I want to use an SVM with the techniques of bootstrap aggregation and ada boost (or boosting). I am implementing these algorithms myself for a custom ML pipeline.
However, I am not sure of the following questions:
- How should I select the number of bags to use. Logically, I know that the maximum number of bags should be less than the number of instances. However, is there a correct or preferred number?
- How should I select the percentage of the training set to put into each bag? Should the percentage be the same as the initial training/testing, so if I did 80:20, then I again do 80:20 for the bags?
- Should all bags be exactly equal size?
- For testing each bag’s performance, (for setting the ada boost weights,) there are at least three options: (a) test the instances that the bag was trained with, (b) test the out-of-bag instances, or (c) test both combined (i.e. the full training set). Which option is correct?
- There is an additional issue for SVM specifically: since SVM doesn’t perform well on imbalanced data sets, often we balance the classes within training sets. This leaves a lot of ‘unused’ data (at least in biology – since in biology, we prefer to represent the natural distribution of data [meaning not all unused data can form part of the testing set, as it would unbalance it from it’s natural distribution]).

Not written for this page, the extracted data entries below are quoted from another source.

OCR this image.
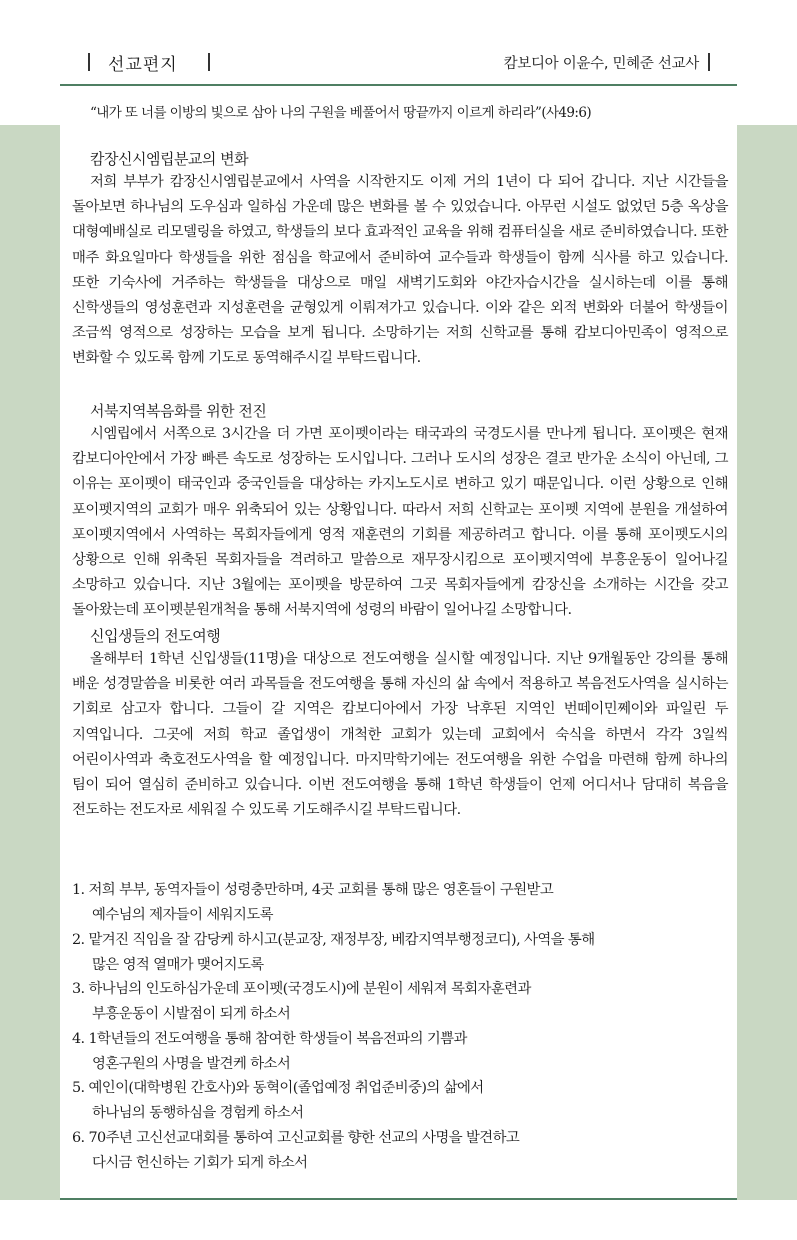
선교편지	캄보디아 이윤수, 민혜준 선교사
“내가 또 너를 이방의 빛으로 삼아 나의 구원을 베풀어서 땅끝까지 이르게 하리라”(사49:6)
캄장신시엠립분교의 변화

저희 부부가 캄장신시엠립분교에서 사역을 시작한지도 이제 거의 1년이 다 되어 갑니다. 지난 시간들을 돌아보면 하나님의 도우심과 일하심 가운데 많은 변화를 볼 수 있었습니다. 아무런 시설도 없었던 5층 옥상을 대형예배실로 리모델링을 하였고, 학생들의 보다 효과적인 교육을 위해 컴퓨터실을 새로 준비하였습니다. 또한 매주 화요일마다 학생들을 위한 점심을 학교에서 준비하여 교수들과 학생들이 함께 식사를 하고 있습니다. 또한 기숙사에 거주하는 학생들을 대상으로 매일 새벽기도회와 야간자습시간을 실시하는데 이를 통해 신학생들의 영성훈련과 지성훈련을 균형있게 이뤄져가고 있습니다. 이와 같은 외적 변화와 더불어 학생들이 조금씩 영적으로 성장하는 모습을 보게 됩니다. 소망하기는 저희 신학교를 통해 캄보디아민족이 영적으로 변화할 수 있도록 함께 기도로 동역해주시길 부탁드립니다.

서북지역복음화를 위한 전진

시엠립에서 서쪽으로 3시간을 더 가면 포이펫이라는 태국과의 국경도시를 만나게 됩니다. 포이펫은 현재 캄보디아안에서 가장 빠른 속도로 성장하는 도시입니다. 그러나 도시의 성장은 결코 반가운 소식이 아닌데, 그 이유는 포이펫이 태국인과 중국인들을 대상하는 카지노도시로 변하고 있기 때문입니다. 이런 상황으로 인해 포이펫지역의 교회가 매우 위축되어 있는 상황입니다. 따라서 저희 신학교는 포이펫 지역에 분원을 개설하여 포이펫지역에서 사역하는 목회자들에게 영적 재훈련의 기회를 제공하려고 합니다. 이를 통해 포이펫도시의 상황으로 인해 위축된 목회자들을 격려하고 말씀으로 재무장시킴으로 포이펫지역에 부흥운동이 일어나길 소망하고 있습니다. 지난 3월에는 포이펫을 방문하여 그곳 목회자들에게 캄장신을 소개하는 시간을 갖고 돌아왔는데 포이펫분원개척을 통해 서북지역에 성령의 바람이 일어나길 소망합니다.

신입생들의 전도여행

올해부터 1학년 신입생들(11명)을 대상으로 전도여행을 실시할 예정입니다. 지난 9개월동안 강의를 통해 배운 성경말씀을 비롯한 여러 과목들을 전도여행을 통해 자신의 삶 속에서 적용하고 복음전도사역을 실시하는 기회로 삼고자 합니다. 그들이 갈 지역은 캄보디아에서 가장 낙후된 지역인 번떼이민쩨이와 파일린 두 지역입니다. 그곳에 저희 학교 졸업생이 개척한 교회가 있는데 교회에서 숙식을 하면서 각각 3일씩 어린이사역과 축호전도사역을 할 예정입니다. 마지막학기에는 전도여행을 위한 수업을 마련해 함께 하나의 팀이 되어 열심히 준비하고 있습니다. 이번 전도여행을 통해 1학년 학생들이 언제 어디서나 담대히 복음을 전도하는 전도자로 세워질 수 있도록 기도해주시길 부탁드립니다.

1. 저희 부부, 동역자들이 성령충만하며, 4곳 교회를 통해 많은 영혼들이 구원받고
예수님의 제자들이 세워지도록
2. 맡겨진 직임을 잘 감당케 하시고(분교장, 재정부장, 베캄지역부행정코디), 사역을 통해
많은 영적 열매가 맺어지도록
3. 하나님의 인도하심가운데 포이펫(국경도시)에 분원이 세워져 목회자훈련과
부흥운동이 시발점이 되게 하소서
4. 1학년들의 전도여행을 통해 참여한 학생들이 복음전파의 기쁨과
영혼구원의 사명을 발견케 하소서
5. 예인이(대학병원 간호사)와 동혁이(졸업예정 취업준비중)의 삶에서
하나님의 동행하심을 경험케 하소서
6. 70주년 고신선교대회를 통하여 고신교회를 향한 선교의 사명을 발견하고
다시금 헌신하는 기회가 되게 하소서
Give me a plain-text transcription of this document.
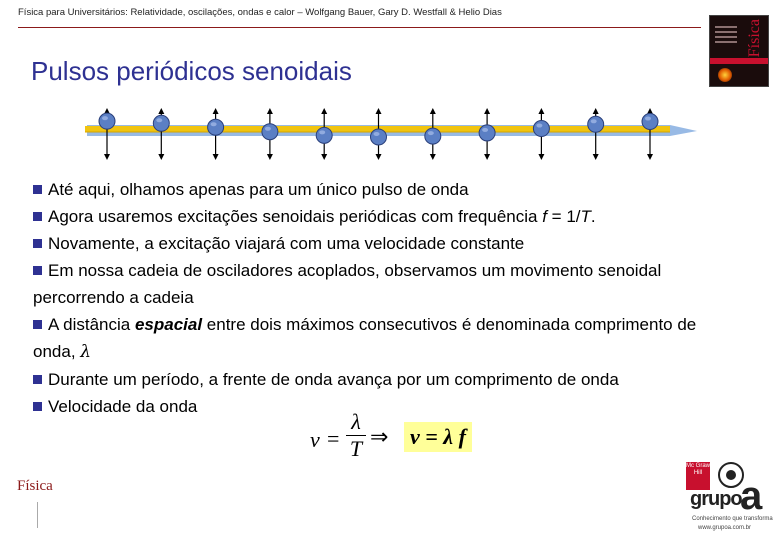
Física para Universitários: Relatividade, oscilações, ondas e calor – Wolfgang Bauer, Gary D. Westfall & Helio Dias
Física
Pulsos periódicos senoidais

Até aqui, olhamos apenas para um único pulso de onda

Agora usaremos excitações senoidais periódicas com frequência f = 1/T.

Novamente, a excitação viajará com uma velocidade constante

Em nossa cadeia de osciladores acoplados, observamos um movimento senoidal percorrendo a cadeia

A distância espacial entre dois máximos consecutivos é denominada comprimento de onda, λ

Durante um período, a frente de onda avança por um comprimento de onda

Velocidade da onda

v =
λ
T ⇒ v = λ f
Física
Mc Graw Hill
grupo
a
Conhecimento que transforma
www.grupoa.com.br
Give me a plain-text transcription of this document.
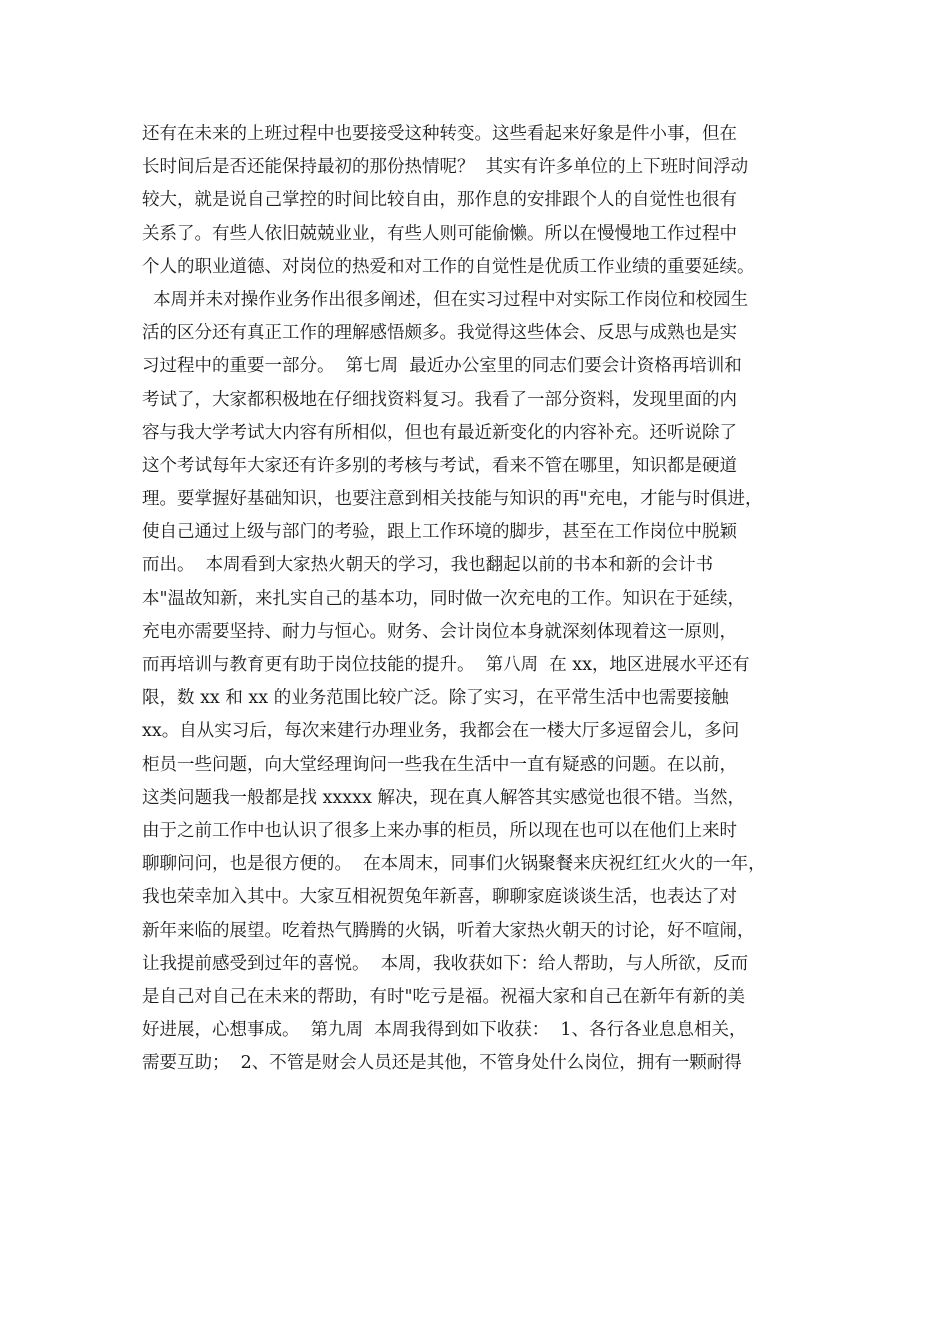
还有在未来的上班过程中也要接受这种转变。这些看起来好象是件小事，但在
长时间后是否还能保持最初的那份热情呢？  其实有许多单位的上下班时间浮动
较大，就是说自己掌控的时间比较自由，那作息的安排跟个人的自觉性也很有
关系了。有些人依旧兢兢业业，有些人则可能偷懒。所以在慢慢地工作过程中
个人的职业道德、对岗位的热爱和对工作的自觉性是优质工作业绩的重要延续。
本周并未对操作业务作出很多阐述，但在实习过程中对实际工作岗位和校园生
活的区分还有真正工作的理解感悟颇多。我觉得这些体会、反思与成熟也是实
习过程中的重要一部分。  第七周  最近办公室里的同志们要会计资格再培训和
考试了，大家都积极地在仔细找资料复习。我看了一部分资料，发现里面的内
容与我大学考试大内容有所相似，但也有最近新变化的内容补充。还听说除了
这个考试每年大家还有许多别的考核与考试，看来不管在哪里，知识都是硬道
理。要掌握好基础知识，也要注意到相关技能与知识的再"充电，才能与时俱进，
使自己通过上级与部门的考验，跟上工作环境的脚步，甚至在工作岗位中脱颖
而出。  本周看到大家热火朝天的学习，我也翻起以前的书本和新的会计书
本"温故知新，来扎实自己的基本功，同时做一次充电的工作。知识在于延续，
充电亦需要坚持、耐力与恒心。财务、会计岗位本身就深刻体现着这一原则，
而再培训与教育更有助于岗位技能的提升。  第八周  在 xx，地区进展水平还有
限，数 xx 和 xx 的业务范围比较广泛。除了实习，在平常生活中也需要接触
xx。自从实习后，每次来建行办理业务，我都会在一楼大厅多逗留会儿，多问
柜员一些问题，向大堂经理询问一些我在生活中一直有疑惑的问题。在以前，
这类问题我一般都是找 xxxxx 解决，现在真人解答其实感觉也很不错。当然，
由于之前工作中也认识了很多上来办事的柜员，所以现在也可以在他们上来时
聊聊问问，也是很方便的。  在本周末，同事们火锅聚餐来庆祝红红火火的一年，
我也荣幸加入其中。大家互相祝贺兔年新喜，聊聊家庭谈谈生活，也表达了对
新年来临的展望。吃着热气腾腾的火锅，听着大家热火朝天的讨论，好不喧闹，
让我提前感受到过年的喜悦。  本周，我收获如下：给人帮助，与人所欲，反而
是自己对自己在未来的帮助，有时"吃亏是福。祝福大家和自己在新年有新的美
好进展，心想事成。  第九周  本周我得到如下收获：  1、各行各业息息相关，
需要互助；  2、不管是财会人员还是其他，不管身处什么岗位，拥有一颗耐得
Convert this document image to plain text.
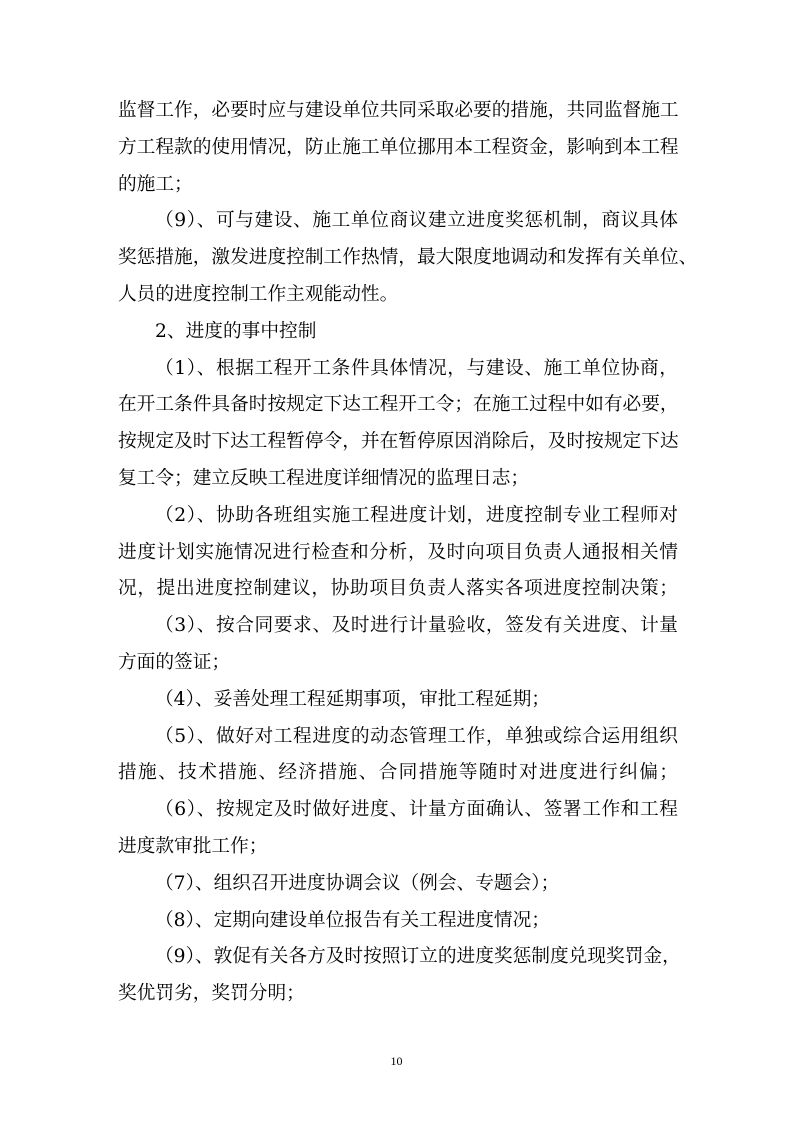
监督工作，必要时应与建设单位共同采取必要的措施，共同监督施工
方工程款的使用情况，防止施工单位挪用本工程资金，影响到本工程
的施工；
（9）、可与建设、施工单位商议建立进度奖惩机制，商议具体
奖惩措施，激发进度控制工作热情，最大限度地调动和发挥有关单位、
人员的进度控制工作主观能动性。
2、进度的事中控制
（1）、根据工程开工条件具体情况，与建设、施工单位协商，
在开工条件具备时按规定下达工程开工令；在施工过程中如有必要，
按规定及时下达工程暂停令，并在暂停原因消除后，及时按规定下达
复工令；建立反映工程进度详细情况的监理日志；
（2）、协助各班组实施工程进度计划，进度控制专业工程师对
进度计划实施情况进行检查和分析，及时向项目负责人通报相关情
况，提出进度控制建议，协助项目负责人落实各项进度控制决策；
（3）、按合同要求、及时进行计量验收，签发有关进度、计量
方面的签证；
（4）、妥善处理工程延期事项，审批工程延期；
（5）、做好对工程进度的动态管理工作，单独或综合运用组织
措施、技术措施、经济措施、合同措施等随时对进度进行纠偏；
（6）、按规定及时做好进度、计量方面确认、签署工作和工程
进度款审批工作；
（7）、组织召开进度协调会议（例会、专题会）；
（8）、定期向建设单位报告有关工程进度情况；
（9）、敦促有关各方及时按照订立的进度奖惩制度兑现奖罚金，
奖优罚劣，奖罚分明；
10
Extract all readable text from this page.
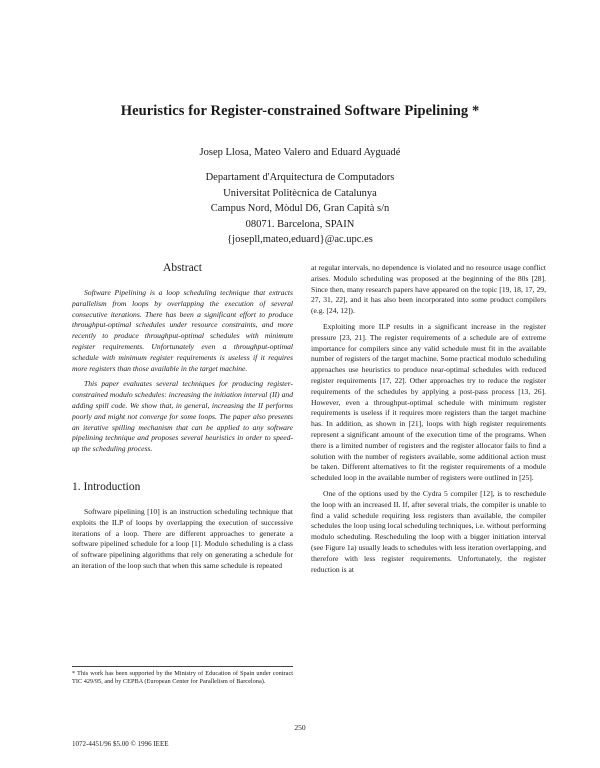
Heuristics for Register-constrained Software Pipelining *
Josep Llosa, Mateo Valero and Eduard Ayguadé
Departament d'Arquitectura de Computadors
Universitat Politècnica de Catalunya
Campus Nord, Mòdul D6, Gran Capità s/n
08071. Barcelona, SPAIN
{josepll,mateo,eduard}@ac.upc.es
Abstract

Software Pipelining is a loop scheduling technique that extracts parallelism from loops by overlapping the execution of several consecutive iterations. There has been a significant effort to produce throughput-optimal schedules under resource constraints, and more recently to produce throughput-optimal schedules with minimum register requirements. Unfortunately even a throughput-optimal schedule with minimum register requirements is useless if it requires more registers than those available in the target machine.

This paper evaluates several techniques for producing register-constrained modulo schedules: increasing the initiation interval (II) and adding spill code. We show that, in general, increasing the II performs poorly and might not converge for some loops. The paper also presents an iterative spilling mechanism that can be applied to any software pipelining technique and proposes several heuristics in order to speed-up the scheduling process.

1. Introduction

Software pipelining [10] is an instruction scheduling technique that exploits the ILP of loops by overlapping the execution of successive iterations of a loop. There are different approaches to generate a software pipelined schedule for a loop [1]. Modulo scheduling is a class of software pipelining algorithms that rely on generating a schedule for an iteration of the loop such that when this same schedule is repeated

at regular intervals, no dependence is violated and no resource usage conflict arises. Modulo scheduling was proposed at the beginning of the 80s [28]. Since then, many research papers have appeared on the topic [19, 18, 17, 29, 27, 31, 22], and it has also been incorporated into some product compilers (e.g. [24, 12]).

Exploiting more ILP results in a significant increase in the register pressure [23, 21]. The register requirements of a schedule are of extreme importance for compilers since any valid schedule must fit in the available number of registers of the target machine. Some practical modulo scheduling approaches use heuristics to produce near-optimal schedules with reduced register requirements [17, 22]. Other approaches try to reduce the register requirements of the schedules by applying a post-pass process [13, 26]. However, even a throughput-optimal schedule with minimum register requirements is useless if it requires more registers than the target machine has. In addition, as shown in [21], loops with high register requirements represent a significant amount of the execution time of the programs. When there is a limited number of registers and the register allocator fails to find a solution with the number of registers available, some additional action must be taken. Different alternatives to fit the register requirements of a module scheduled loop in the available number of registers were outlined in [25].

One of the options used by the Cydra 5 compiler [12], is to reschedule the loop with an increased II. If, after several trials, the compiler is unable to find a valid schedule requiring less registers than available, the compiler schedules the loop using local scheduling techniques, i.e. without performing modulo scheduling. Rescheduling the loop with a bigger initiation interval (see Figure 1a) usually leads to schedules with less iteration overlapping, and therefore with less register requirements. Unfortunately, the register reduction is at

* This work has been supported by the Ministry of Education of Spain under contract TIC 429/95, and by CEPBA (European Center for Parallelism of Barcelona).
250
1072-4451/96 $5.00 © 1996 IEEE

Could/should bag performance be measured with this unused data?
- Should scaling of values to [0, 1] or [-1, 1] be done considering the min and max of the values within each bag, or within the whole training set (i.e. should scaling parameters be set including out-of-bag examples or not)?
- Is it acceptable to set the bag weights for boosting to an alternative metric than accuracy, for example, the F1 score (to bias performance to a particular class)?
For example, if I have a data set of 200 instances, split 80:20 training:testing, meaning 160:40. Should I fill each bag with 80% again – 128 instances? If I choose 128 instances then how many bags should I use?